EMISSIONSL'édito d'Alexandre TaliercioPodcasts

Un jour peut-être nous serons immortels … un jour … – Edito 05/02/2018

5Ce weekend hautement pluvieux m’a permis de faire ce qu’on appelle du binge-watching. C’est d’autant plus une tendance à la mode depuis qu’en Polynésie aussi nous avons la possibilité de nous abonner à des services audiovisuels à la demande. Vous vous trouvez une série, et vous enchaînez de manière boulimique épisode après épisode jusqu’à l’épuisement, ou … que la pluie s’arrête. J’ai ainsi pu découvrir sur Netflix une toute nouvelle série de science-fiction plutôt captivante, son nom « Altered Carbon ». Je vous fais le pitch vite fait : l’humanité a trouvé le moyen de se rendre immortelle, chaque humain porte une pile spéciale qui stocke sa conscience et ses souvenirs, et quand l’enveloppe charnelle est altérée, on se télécharge dans un nouveau corps, en tout cas celui qu’on peut se payer … Si la pile venait à être endommagée, c’est la vraie fin, sauf pour une caste de riches devenus des Dieux des temps modernes qui ont les moyens de faire un backup, une sauvegarde à distance de leurs données pour les déverser dans un clone de leur ancien corps. Intrigues diverses, sexe et sang, luttes des classes pour un accès à une immortalité sans concession font les ingrédients de cette série aux moyens colossaux qui rappelle un peu l’ambiance de Blade Runner.

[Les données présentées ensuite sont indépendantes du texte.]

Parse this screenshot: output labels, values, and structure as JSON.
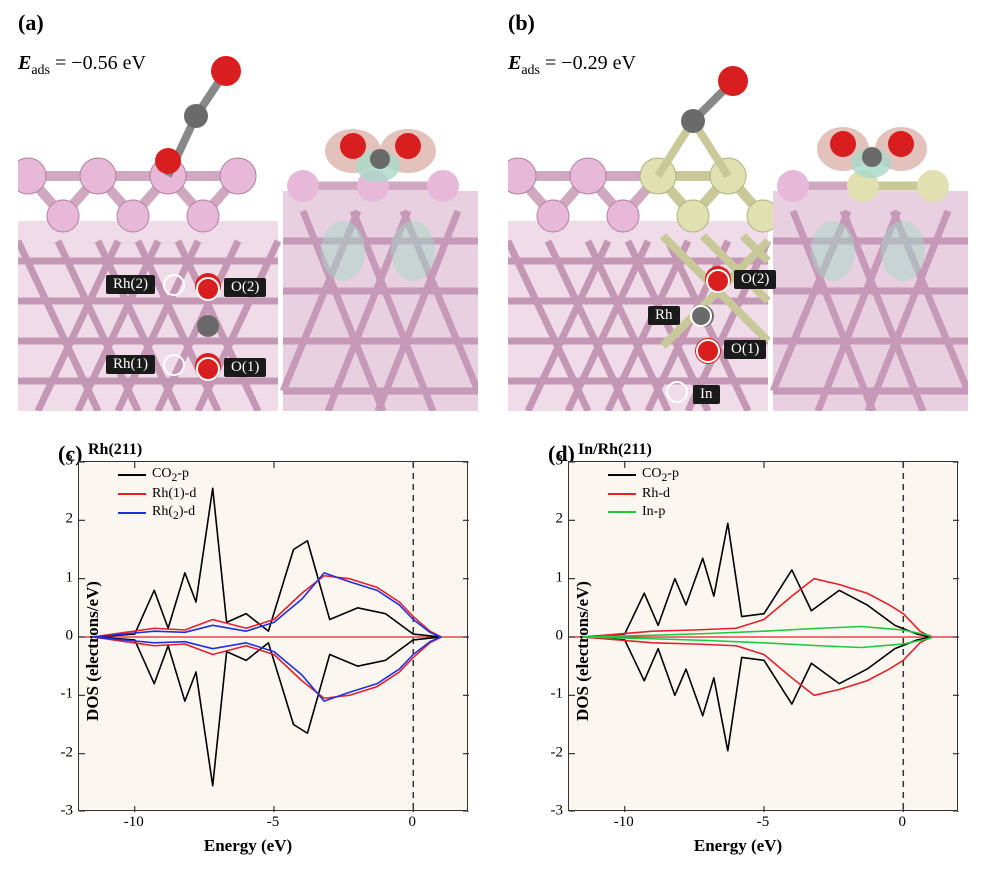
{
  "panel_a": {
    "label": "(a)",
    "eads_prefix": "E",
    "eads_sub": "ads",
    "eads_value": " = −0.56 eV",
    "atoms": {
      "rh1": "Rh(1)",
      "rh2": "Rh(2)",
      "o1": "O(1)",
      "o2": "O(2)"
    },
    "colors": {
      "rh": "#e8b8d8",
      "o": "#d81e1e",
      "c": "#6a6a6a",
      "iso_pos": "#d8a8a0",
      "iso_neg": "#a8d8c8"
    }
  },
  "panel_b": {
    "label": "(b)",
    "eads_prefix": "E",
    "eads_sub": "ads",
    "eads_value": " = −0.29 eV",
    "atoms": {
      "rh": "Rh",
      "in": "In",
      "o1": "O(1)",
      "o2": "O(2)"
    },
    "colors": {
      "rh": "#e8b8d8",
      "in": "#e0e0b0",
      "o": "#d81e1e",
      "c": "#6a6a6a"
    }
  },
  "panel_c": {
    "label": "(c)",
    "title": "Rh(211)",
    "xlabel": "Energy (eV)",
    "ylabel": "DOS (electrons/eV)",
    "xlim": [
      -12,
      2
    ],
    "ylim": [
      -3,
      3
    ],
    "xticks": [
      -10,
      -5,
      0
    ],
    "yticks": [
      -3,
      -2,
      -1,
      0,
      1,
      2,
      3
    ],
    "fermi_x": 0,
    "background": "#fcf6f0",
    "axis_color": "#333333",
    "series": [
      {
        "name": "CO₂-p",
        "legend": "CO2-p",
        "color": "#000000",
        "up": [
          [
            -11.5,
            0
          ],
          [
            -10,
            0.05
          ],
          [
            -9.3,
            0.8
          ],
          [
            -8.8,
            0.15
          ],
          [
            -8.2,
            1.1
          ],
          [
            -7.8,
            0.6
          ],
          [
            -7.2,
            2.55
          ],
          [
            -6.7,
            0.25
          ],
          [
            -6,
            0.4
          ],
          [
            -5.2,
            0.1
          ],
          [
            -4.3,
            1.5
          ],
          [
            -3.8,
            1.65
          ],
          [
            -3,
            0.3
          ],
          [
            -2,
            0.5
          ],
          [
            -1,
            0.4
          ],
          [
            0,
            0.05
          ],
          [
            1,
            0
          ]
        ],
        "down": [
          [
            -11.5,
            0
          ],
          [
            -10,
            -0.05
          ],
          [
            -9.3,
            -0.8
          ],
          [
            -8.8,
            -0.15
          ],
          [
            -8.2,
            -1.1
          ],
          [
            -7.8,
            -0.6
          ],
          [
            -7.2,
            -2.55
          ],
          [
            -6.7,
            -0.25
          ],
          [
            -6,
            -0.4
          ],
          [
            -5.2,
            -0.1
          ],
          [
            -4.3,
            -1.5
          ],
          [
            -3.8,
            -1.65
          ],
          [
            -3,
            -0.3
          ],
          [
            -2,
            -0.5
          ],
          [
            -1,
            -0.4
          ],
          [
            0,
            -0.05
          ],
          [
            1,
            0
          ]
        ]
      },
      {
        "name": "Rh(1)-d",
        "legend": "Rh(1)-d",
        "color": "#e6202a",
        "up": [
          [
            -11.5,
            0
          ],
          [
            -9.3,
            0.15
          ],
          [
            -8.2,
            0.12
          ],
          [
            -7.2,
            0.3
          ],
          [
            -6,
            0.15
          ],
          [
            -5,
            0.3
          ],
          [
            -4,
            0.75
          ],
          [
            -3.2,
            1.05
          ],
          [
            -2.3,
            1.0
          ],
          [
            -1.3,
            0.85
          ],
          [
            -0.5,
            0.6
          ],
          [
            0,
            0.35
          ],
          [
            0.6,
            0.1
          ],
          [
            1,
            0
          ]
        ],
        "down": [
          [
            -11.5,
            0
          ],
          [
            -9.3,
            -0.15
          ],
          [
            -8.2,
            -0.12
          ],
          [
            -7.2,
            -0.3
          ],
          [
            -6,
            -0.15
          ],
          [
            -5,
            -0.3
          ],
          [
            -4,
            -0.75
          ],
          [
            -3.2,
            -1.05
          ],
          [
            -2.3,
            -1.0
          ],
          [
            -1.3,
            -0.85
          ],
          [
            -0.5,
            -0.6
          ],
          [
            0,
            -0.35
          ],
          [
            0.6,
            -0.1
          ],
          [
            1,
            0
          ]
        ]
      },
      {
        "name": "Rh(2)-d",
        "legend": "Rh(2)-d",
        "color": "#2030e0",
        "up": [
          [
            -11.5,
            0
          ],
          [
            -9.3,
            0.1
          ],
          [
            -8.2,
            0.08
          ],
          [
            -7.2,
            0.2
          ],
          [
            -6,
            0.1
          ],
          [
            -5,
            0.25
          ],
          [
            -4,
            0.65
          ],
          [
            -3.2,
            1.1
          ],
          [
            -2.3,
            0.95
          ],
          [
            -1.3,
            0.8
          ],
          [
            -0.5,
            0.55
          ],
          [
            0,
            0.3
          ],
          [
            0.6,
            0.08
          ],
          [
            1,
            0
          ]
        ],
        "down": [
          [
            -11.5,
            0
          ],
          [
            -9.3,
            -0.1
          ],
          [
            -8.2,
            -0.08
          ],
          [
            -7.2,
            -0.2
          ],
          [
            -6,
            -0.1
          ],
          [
            -5,
            -0.25
          ],
          [
            -4,
            -0.65
          ],
          [
            -3.2,
            -1.1
          ],
          [
            -2.3,
            -0.95
          ],
          [
            -1.3,
            -0.8
          ],
          [
            -0.5,
            -0.55
          ],
          [
            0,
            -0.3
          ],
          [
            0.6,
            -0.08
          ],
          [
            1,
            0
          ]
        ]
      }
    ]
  },
  "panel_d": {
    "label": "(d)",
    "title": "In/Rh(211)",
    "xlabel": "Energy (eV)",
    "ylabel": "DOS (electrons/eV)",
    "xlim": [
      -12,
      2
    ],
    "ylim": [
      -3,
      3
    ],
    "xticks": [
      -10,
      -5,
      0
    ],
    "yticks": [
      -3,
      -2,
      -1,
      0,
      1,
      2,
      3
    ],
    "fermi_x": 0,
    "background": "#fcf6f0",
    "axis_color": "#333333",
    "series": [
      {
        "name": "CO₂-p",
        "legend": "CO2-p",
        "color": "#000000",
        "up": [
          [
            -11.5,
            0
          ],
          [
            -10,
            0.05
          ],
          [
            -9.3,
            0.75
          ],
          [
            -8.8,
            0.2
          ],
          [
            -8.2,
            1.0
          ],
          [
            -7.8,
            0.55
          ],
          [
            -7.2,
            1.35
          ],
          [
            -6.8,
            0.7
          ],
          [
            -6.3,
            1.95
          ],
          [
            -5.8,
            0.35
          ],
          [
            -5,
            0.4
          ],
          [
            -4,
            1.15
          ],
          [
            -3.3,
            0.45
          ],
          [
            -2.3,
            0.8
          ],
          [
            -1.3,
            0.55
          ],
          [
            -0.3,
            0.2
          ],
          [
            0.5,
            0.05
          ],
          [
            1,
            0
          ]
        ],
        "down": [
          [
            -11.5,
            0
          ],
          [
            -10,
            -0.05
          ],
          [
            -9.3,
            -0.75
          ],
          [
            -8.8,
            -0.2
          ],
          [
            -8.2,
            -1.0
          ],
          [
            -7.8,
            -0.55
          ],
          [
            -7.2,
            -1.35
          ],
          [
            -6.8,
            -0.7
          ],
          [
            -6.3,
            -1.95
          ],
          [
            -5.8,
            -0.35
          ],
          [
            -5,
            -0.4
          ],
          [
            -4,
            -1.15
          ],
          [
            -3.3,
            -0.45
          ],
          [
            -2.3,
            -0.8
          ],
          [
            -1.3,
            -0.55
          ],
          [
            -0.3,
            -0.2
          ],
          [
            0.5,
            -0.05
          ],
          [
            1,
            0
          ]
        ]
      },
      {
        "name": "Rh-d",
        "legend": "Rh-d",
        "color": "#e6202a",
        "up": [
          [
            -11.5,
            0
          ],
          [
            -9,
            0.1
          ],
          [
            -7.5,
            0.12
          ],
          [
            -6,
            0.15
          ],
          [
            -5,
            0.3
          ],
          [
            -4,
            0.7
          ],
          [
            -3.2,
            1.0
          ],
          [
            -2.3,
            0.9
          ],
          [
            -1.3,
            0.75
          ],
          [
            -0.5,
            0.55
          ],
          [
            0,
            0.4
          ],
          [
            0.6,
            0.1
          ],
          [
            1,
            0
          ]
        ],
        "down": [
          [
            -11.5,
            0
          ],
          [
            -9,
            -0.1
          ],
          [
            -7.5,
            -0.12
          ],
          [
            -6,
            -0.15
          ],
          [
            -5,
            -0.3
          ],
          [
            -4,
            -0.7
          ],
          [
            -3.2,
            -1.0
          ],
          [
            -2.3,
            -0.9
          ],
          [
            -1.3,
            -0.75
          ],
          [
            -0.5,
            -0.55
          ],
          [
            0,
            -0.4
          ],
          [
            0.6,
            -0.1
          ],
          [
            1,
            0
          ]
        ]
      },
      {
        "name": "In-p",
        "legend": "In-p",
        "color": "#20c840",
        "up": [
          [
            -11.5,
            0
          ],
          [
            -9,
            0.03
          ],
          [
            -7,
            0.06
          ],
          [
            -5,
            0.1
          ],
          [
            -3,
            0.15
          ],
          [
            -1.5,
            0.18
          ],
          [
            0,
            0.12
          ],
          [
            1,
            0.02
          ]
        ],
        "down": [
          [
            -11.5,
            0
          ],
          [
            -9,
            -0.03
          ],
          [
            -7,
            -0.06
          ],
          [
            -5,
            -0.1
          ],
          [
            -3,
            -0.15
          ],
          [
            -1.5,
            -0.18
          ],
          [
            0,
            -0.12
          ],
          [
            1,
            -0.02
          ]
        ]
      }
    ]
  }
}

Cela fait rêver surtout lorsque l’on est bien conscient de la fragilité de notre corps, des injustes événements qui peuvent l’endommager de manière irrémédiable et prématurée nous obligeant à vivre avec un terrible handicap, ou tout simplement à passer de vie à trépas sans avoir pu remplir tous les objectifs que l’on s’était lancé. Si l’immortalité est en effet un vieux rêve de l’humanité on en retrouve même la trace dans les promesses de certaines religions qui vous encouragent à embrasser leur foi pour accéder à la vie éternelle. Mais en attendant d’être touché par le doigt de Dieu, ou de développer des techniques anticipées par la science-fiction, on se débrouille avec les avancées de la médecine pour nous permettre de reculer au maximum l’échéance funeste, non pas par coquetterie et caprice de confort, non, juste pour que sa vie soit autre chose qu’un purgatoire rempli de souffrances au quotidien.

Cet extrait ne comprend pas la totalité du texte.